En noviembre de 1504, Fernando proclamó a su hija mayor, Juana “La Loca”, Reina de Castilla y tomó las riendas de la gobernación del reino acogiéndose a la última voluntad de su esposa. Sin embargo,  Felipe, "El Hermoso" marido de la Reina, se apoyó en varios pesos pesados de la nobleza castellana, véase el Marqués de Villena o el Duque de Nájera, que creían que “el viejo catalán” debía regresar al fin a sus tierras. De esta opinión era Juan Manuel, antiguo embajador de los Reyes Católicos, ahora consolidado como hombre clave de Felipe, que preparó el terreno para la salida de Fernando.


Otros como el Cardenal Cisneros, que anteriormente habían sido fieles a Fernando, se «pusieron al servicio de Felipe I, aun sin oponerse directamente a su antiguo jefe, el Rey Fernando», explica Yutaka Suzuki en su excelente libro “Personajes del siglo XV: Orígenes del Imperio español”.
 

Y aunque en la Concordia de Salamanca (1505) se acordó un gobierno conjunto de Felipe, Fernando “El Católico” y la propia Juana, esta situación terminó con la llegada del borgoñés a la península con un destacamento de hombres armados, quien convenció a la mayor parte de la nobleza castellana, a base de regalos y concesiones, de que él suponía una amenaza menor que la procedente de un Rey aragonés en Castilla.
 

Visiblemente ofendido, Fernando se retiró a Aragón y Felipe fue nombrado Rey de Castilla el 12 de julio 1506 en las Cortes de Valladolid con el nombre de Felipe I. Un reinado que solo duraría dos meses.

 
Fernando era un personaje poco simpático entre los nobles, pero seguía teniendo importantes aliados. Su primo, el poderoso noble castellano Fadrique Álvarez de Toledo, II Duque de Alba, defendió sus derechos cuando todos le dejaron de lado y regresó junto a él cuando la súbita muerte de Felipe I, quizás a causa de alguna clase de veneno, dejó vacante el trono. A su vuelta a Castilla, Fernando, gobernador del reino, encerró en Tordesillas a su hija, que había mostrado un comportamiento inquietante durante el cortejo fúnebre de su marido, y asumió la regencia hasta 1507. Luego sería Cisneros quien sujetaría este cargo hasta la llegada de Carlos I.
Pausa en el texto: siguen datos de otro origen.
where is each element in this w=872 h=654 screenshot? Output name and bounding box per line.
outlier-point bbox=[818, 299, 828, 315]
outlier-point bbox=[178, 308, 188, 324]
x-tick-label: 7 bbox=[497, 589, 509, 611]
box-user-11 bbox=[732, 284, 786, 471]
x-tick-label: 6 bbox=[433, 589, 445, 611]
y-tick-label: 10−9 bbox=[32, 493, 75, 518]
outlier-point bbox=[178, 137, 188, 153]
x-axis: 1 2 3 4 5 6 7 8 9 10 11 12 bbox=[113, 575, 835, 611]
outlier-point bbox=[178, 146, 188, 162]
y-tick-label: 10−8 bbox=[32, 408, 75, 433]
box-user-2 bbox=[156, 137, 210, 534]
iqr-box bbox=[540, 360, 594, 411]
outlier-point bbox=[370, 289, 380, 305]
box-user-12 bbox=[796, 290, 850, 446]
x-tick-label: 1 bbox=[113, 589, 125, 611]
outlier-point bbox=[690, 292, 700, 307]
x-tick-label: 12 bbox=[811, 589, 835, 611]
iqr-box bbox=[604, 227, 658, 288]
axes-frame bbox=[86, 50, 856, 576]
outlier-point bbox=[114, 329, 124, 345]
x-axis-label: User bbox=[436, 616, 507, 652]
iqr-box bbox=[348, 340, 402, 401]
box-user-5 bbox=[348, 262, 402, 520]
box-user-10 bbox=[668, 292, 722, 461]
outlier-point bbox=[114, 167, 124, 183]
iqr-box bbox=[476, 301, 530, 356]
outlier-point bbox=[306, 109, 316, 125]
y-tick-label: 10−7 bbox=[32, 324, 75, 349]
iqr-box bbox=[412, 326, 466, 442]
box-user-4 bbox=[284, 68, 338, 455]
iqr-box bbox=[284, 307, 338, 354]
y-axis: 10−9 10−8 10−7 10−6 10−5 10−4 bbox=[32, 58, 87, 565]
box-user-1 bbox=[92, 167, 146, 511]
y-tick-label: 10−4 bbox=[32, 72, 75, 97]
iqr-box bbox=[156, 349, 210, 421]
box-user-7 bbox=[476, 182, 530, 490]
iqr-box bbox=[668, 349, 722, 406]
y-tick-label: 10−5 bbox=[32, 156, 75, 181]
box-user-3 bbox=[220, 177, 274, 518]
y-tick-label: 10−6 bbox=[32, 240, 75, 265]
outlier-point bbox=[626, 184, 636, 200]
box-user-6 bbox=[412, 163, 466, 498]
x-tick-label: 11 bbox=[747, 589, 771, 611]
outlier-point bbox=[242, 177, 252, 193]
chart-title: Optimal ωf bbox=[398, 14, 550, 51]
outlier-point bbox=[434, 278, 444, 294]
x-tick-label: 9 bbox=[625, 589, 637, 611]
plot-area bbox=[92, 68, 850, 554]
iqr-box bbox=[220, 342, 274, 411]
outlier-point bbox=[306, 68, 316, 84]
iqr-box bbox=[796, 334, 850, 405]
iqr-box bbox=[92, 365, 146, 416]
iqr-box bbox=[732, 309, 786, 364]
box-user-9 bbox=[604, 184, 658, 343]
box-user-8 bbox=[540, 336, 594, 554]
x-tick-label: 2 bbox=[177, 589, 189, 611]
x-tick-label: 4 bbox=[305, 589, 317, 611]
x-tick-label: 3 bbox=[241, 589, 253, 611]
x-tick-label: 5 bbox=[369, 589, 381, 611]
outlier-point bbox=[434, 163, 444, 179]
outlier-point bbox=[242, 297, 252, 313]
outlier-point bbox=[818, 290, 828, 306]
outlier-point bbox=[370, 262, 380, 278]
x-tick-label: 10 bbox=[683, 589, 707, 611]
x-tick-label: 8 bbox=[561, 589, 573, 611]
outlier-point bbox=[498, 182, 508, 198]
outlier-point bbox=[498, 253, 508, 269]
El retorno de Fernando a Castilla no obstante, tuvo cierto aire a obligación. No podía olvidar tan fácilmente que la nobleza le había dado la espalda cuando se trató de elegir entre él o un extranjero, por lo que su gobernación en este reino se limitó a mantener el estatus quo sin emprender grandes empresas. Con la única excepción de la conquista de Navarra. Así, Fadrique Álvarez de Toledo anexionó por las armas el Reino de Navarra a la Corona de Castilla, amparado en una bula del papa Julio II, como parte de un complejo plan de Fernando y de su nueva esposa, la francesa Germana de Foix, que no podía involucrar directamente a Aragón.


Por el contrario, Fernando dedicó la mayoría de sus esfuerzos a partir del fallecimiento de su esposa en consolidar sus victorias sobre los franceses en Nápoles y Sicilia. Su labor política allí le granjeó los elogios del afilado Nicolás Maquiavelo: «Vive en nuestros días Fernando de Aragón, Rey de España. Casi puede llamársele príncipe nuevo porque se ha convertido, por propio mérito y gloria, de Rey de un pequeño Estado en primer soberano de la Cristiandad».


No obstante, Henry Kamen advierte en su último libro, "Fernando El Católico",  (Esfera de los libros, 2015), sobre los peligros de quedarse en esta visión mitificada del Monarca, puesto que el filósofo y diplomático apenas coincidió personalmente, si es que lo llegó a hacer, con el aragonés. «Maquiavelo se inventó una figura de Fernando que coincidía con la imagen que los italianos esperaban encontrar en el hombre que había expulsado a los franceses, pero que no era un retrato cierto», recordó el hispanista en una entrevista con ABC el pasado mes de diciembre.


Al igual que los italianos mitificaron las virtudes de Fernando, los castellanos tendieron con el paso de los siglos a rebajar sus méritos y atribuirle a Isabel “La Católica” la mayor parte de los éxitos de los Reyes Católicos. La prueba de ello es el escaso número de biografías dedicadas a este monarca, frente a otros personajes del periodo como su propia esposa, que sí han contado con historiadores interesados en reconstruir su vida.